The law changed in New York in 2022. [The state passed the Adult Survivors Act in May of that year, eliminating the statute of limitations for sexual-abuse cases for a year — which led to more than 3,000 civil suits through last Thanksgiving, including Carvello’s in December 2022.] I couldn't sue because I was barred. The book was published in 2018 and when I learned that the law had changed, I interviewed lawyers and decided to sue.
After Anything for a hit came out, did you hear back from the people you wrote about?
No. I didn't get a pushback, a letter, a lawsuit, nothing. Deathly silence.
One of the most disturbing details in the Anything for a hit, Amidst many accounts of sexual abuse is your claim that Ertegun broke your arm because he was angry about a skiddy Skid Row concert after you had directed Atlantic to sign the band.

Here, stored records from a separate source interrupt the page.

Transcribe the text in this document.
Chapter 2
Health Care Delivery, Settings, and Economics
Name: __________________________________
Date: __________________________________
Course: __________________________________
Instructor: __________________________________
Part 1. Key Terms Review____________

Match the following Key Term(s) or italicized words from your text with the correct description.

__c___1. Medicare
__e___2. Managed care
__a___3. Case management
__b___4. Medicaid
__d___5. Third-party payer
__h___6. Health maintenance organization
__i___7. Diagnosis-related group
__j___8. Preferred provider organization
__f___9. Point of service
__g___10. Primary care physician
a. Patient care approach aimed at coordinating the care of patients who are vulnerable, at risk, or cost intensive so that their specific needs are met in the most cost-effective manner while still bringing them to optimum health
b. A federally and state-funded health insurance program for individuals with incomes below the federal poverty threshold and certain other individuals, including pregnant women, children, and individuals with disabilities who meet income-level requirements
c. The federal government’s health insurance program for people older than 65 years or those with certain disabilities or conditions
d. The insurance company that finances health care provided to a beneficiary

How long did it take you to overcome this abuse, if at all?
Well, I haven't gotten over it and probably never will. I know what happened to me. I know what that truth is and I am prepared to convey that truth in a court of law, with a jury of my peers, at 60 Center Street [site of the New York County Courthouse].
After the #MeToo movement led to men in the music industry being publicly accused of sexual assault, has anything changed?
We didn't have #MeToo in the music industry. Where is #MeToo?
Several men have been named in lawsuits and press reports – most recently Diddy, but also Russell Simmons, Los Angeles Reed, Charlie Walk.
No. I don't think anything has changed. Like I said, we have three white men running the business.
How did you manage to make the transition from non-fiction to landing a book deal in the world of fiction?
I had to get a different agent and sell him the idea, and that wasn't easy because the book tells two stories – my critique of the music business as a whole in Nashville and the story of one woman, two women actually, struggling to help this one man. I had to learn how to write fiction. It took three years. The next book is almost finished and that took me less than a year.
What can you say about it?
It is said Brostaris, and will be about a rock star and the six women in his life throughout his career that began in the 70s in the UK
When did you realize you had what the music industry calls “solid golden ears” and the talent to be a record company A&R person?
When we did it in the 80s and 90s, you had radio and you could get a feel for what was going on and go out and see somebody play live and see how people reacted to the songs. I never say I have great ears. I want to clear my name. I want to reclaim my place in history as the first woman at Atlantic Records.
Where are you now;
In New York. Born and raised. You'll never take me to Nashville.